Le dernier ouvrage d'Edouard Glissant questionne en profondeur les fondements de l'identité du Vieux Continent et ses rapports avec le monde. Pour s'extraire du frigide, du tout-financier et du trop-plein de rationnel, rien de mieux qu'un poète dont les livres forment une véritable assemblée d'archipels.

De » Soleil de la conscience » (1956) au » Discours antillais » (1981), de » La Cohée du Lamentin » (2005) au » Quatrième Siècle » (1994), l'œuvre d'Edouard Glissant est une partition poétique unissant passé et présent, imaginaires pragmatiques et utopies. Et surtout, elle est la symbiose de la philosophie, du roman, de l'essai et de la poésie.

Glissant est quelque part un héritier de Césaire : sans la » négritude » du second, la » créolisation » du premier n'aurait pu exister. Edouard Glissant a cherché à définir une approche poétique et identitaire comme kit de survie des peuples au sein de la mondialisation : c'est la  » mondialité » .
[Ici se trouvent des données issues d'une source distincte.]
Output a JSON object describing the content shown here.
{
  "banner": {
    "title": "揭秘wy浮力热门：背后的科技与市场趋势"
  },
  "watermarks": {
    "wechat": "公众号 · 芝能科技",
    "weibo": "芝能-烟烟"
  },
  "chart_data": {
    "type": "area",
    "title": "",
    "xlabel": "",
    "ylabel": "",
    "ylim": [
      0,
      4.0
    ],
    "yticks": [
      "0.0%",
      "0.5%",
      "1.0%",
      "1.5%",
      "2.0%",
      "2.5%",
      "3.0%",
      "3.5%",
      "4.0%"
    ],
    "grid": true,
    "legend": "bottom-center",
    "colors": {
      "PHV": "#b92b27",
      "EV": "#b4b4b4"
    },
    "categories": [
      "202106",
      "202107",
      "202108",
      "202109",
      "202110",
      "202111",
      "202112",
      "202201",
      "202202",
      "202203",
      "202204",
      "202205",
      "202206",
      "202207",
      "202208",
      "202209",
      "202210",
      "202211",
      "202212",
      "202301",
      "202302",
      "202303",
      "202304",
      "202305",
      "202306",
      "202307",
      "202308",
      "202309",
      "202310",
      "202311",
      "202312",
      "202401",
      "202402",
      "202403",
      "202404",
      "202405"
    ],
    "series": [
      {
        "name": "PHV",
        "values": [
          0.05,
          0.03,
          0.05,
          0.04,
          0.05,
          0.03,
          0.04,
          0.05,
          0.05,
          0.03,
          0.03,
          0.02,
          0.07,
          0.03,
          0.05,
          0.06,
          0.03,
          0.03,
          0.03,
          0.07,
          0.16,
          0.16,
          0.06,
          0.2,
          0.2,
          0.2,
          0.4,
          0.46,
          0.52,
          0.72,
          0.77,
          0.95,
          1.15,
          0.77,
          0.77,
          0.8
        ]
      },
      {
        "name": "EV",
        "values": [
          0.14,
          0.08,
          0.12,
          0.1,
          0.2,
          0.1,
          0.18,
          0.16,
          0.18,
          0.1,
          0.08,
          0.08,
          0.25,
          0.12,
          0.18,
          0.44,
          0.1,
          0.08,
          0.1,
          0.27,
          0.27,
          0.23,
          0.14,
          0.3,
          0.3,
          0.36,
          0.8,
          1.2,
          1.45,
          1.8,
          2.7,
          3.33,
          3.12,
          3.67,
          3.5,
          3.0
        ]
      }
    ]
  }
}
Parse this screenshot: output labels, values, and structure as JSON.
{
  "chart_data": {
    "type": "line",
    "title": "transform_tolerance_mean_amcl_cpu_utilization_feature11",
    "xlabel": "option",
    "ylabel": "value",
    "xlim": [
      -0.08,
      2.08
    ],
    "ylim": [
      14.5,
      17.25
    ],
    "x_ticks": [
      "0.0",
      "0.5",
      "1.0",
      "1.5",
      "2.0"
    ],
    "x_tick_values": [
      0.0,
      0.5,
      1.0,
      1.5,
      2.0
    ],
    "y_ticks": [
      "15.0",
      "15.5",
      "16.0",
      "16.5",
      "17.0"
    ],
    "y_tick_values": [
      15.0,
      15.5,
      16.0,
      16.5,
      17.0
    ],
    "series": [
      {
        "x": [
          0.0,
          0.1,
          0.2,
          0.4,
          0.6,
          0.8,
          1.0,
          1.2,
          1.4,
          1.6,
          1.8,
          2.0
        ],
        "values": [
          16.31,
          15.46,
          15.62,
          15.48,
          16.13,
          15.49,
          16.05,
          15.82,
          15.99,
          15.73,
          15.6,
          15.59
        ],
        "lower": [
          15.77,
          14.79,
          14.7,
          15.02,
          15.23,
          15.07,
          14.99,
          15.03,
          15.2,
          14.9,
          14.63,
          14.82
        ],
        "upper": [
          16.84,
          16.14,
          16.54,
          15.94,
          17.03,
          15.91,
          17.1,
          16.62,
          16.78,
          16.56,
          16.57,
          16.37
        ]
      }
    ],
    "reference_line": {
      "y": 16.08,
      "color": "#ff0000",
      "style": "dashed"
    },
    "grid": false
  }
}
Comme tous les écrivains antillais et caribéens, Glissant est marqué du sceau de la richesse composite, hanté par le mythe de la traversée (celle des populations africaines envoyées aux Antilles) et porté par le refus de toute domination occidentale.

Pour qui reste utopiste, soucieux d'altérité et de compréhension, son œuvre reste une clé d'accès à la modernité. Il est un des seuls penseurs qui, de par son inventivité langagière et son écoute sans faille des mouvements du monde, peut être lu aussi bien par les travellers technos, les routards baba-cools que tous les autres nomades.

C'est précisément pour ces raisons, en plus du rapport passionné qu'entretient le Cabinet avec l'œuvre du Martiniquais, que nous avons tenu à le rencontrer. Vous trouverez aujourd'hui des extraits de cet entretien. Dont, pour des raisons techniques, nous vous proposerons l'intégralité lundi.

L'Europe de 2008, très proche du Moyen-Age

« Les entretiens de Baton Rouge » est un livre d'entretiens entre Glissant et un homme qui, à l'époque desdits entretiens (1990 et 1991), était médiéviste. Et qui, comme le poète, enseignait à l'Université d'Etat de Louisiane. Le point de rencontre entre Glissante et Alexandre Leupin était » l'approche du moyen-âge européen ». Oui, le moyen-âge. En Europe.

Pour Glissant, c'est à cette époque que prend corps l'idée de Nation sur le Vieux Continent. C'est le temps de la scission : la pensée de la » rationalisation généralisante » comme dénominateur commun d'un côté, la pensée hérétique de l'autre. Cette dernière se veut à l'écoute du monde, du mystère et du mystique, pour comprendre le monde et la multiplicité. La première veut être le monde universel. Le centre se délimite, et exclue les marges.

Une tragédie qui lui évoque évidemment » celle que vivent de si nombreuses cultures contemporaines, tant de peuples abandonnés, laminés par le développement imparable de ces grands systèmes d'appréhension et de domination du monde, systèmes qui se sont perfectionnés au-delà de tout imaginable : technologies, propagandes de masse, arts du spectacle, modelé du goût et des idées ».

Une conception de l'universel qui trouve son écho dans la marche de l'Occident actuel, mais aussi dans la simple construction de l'Union européenne…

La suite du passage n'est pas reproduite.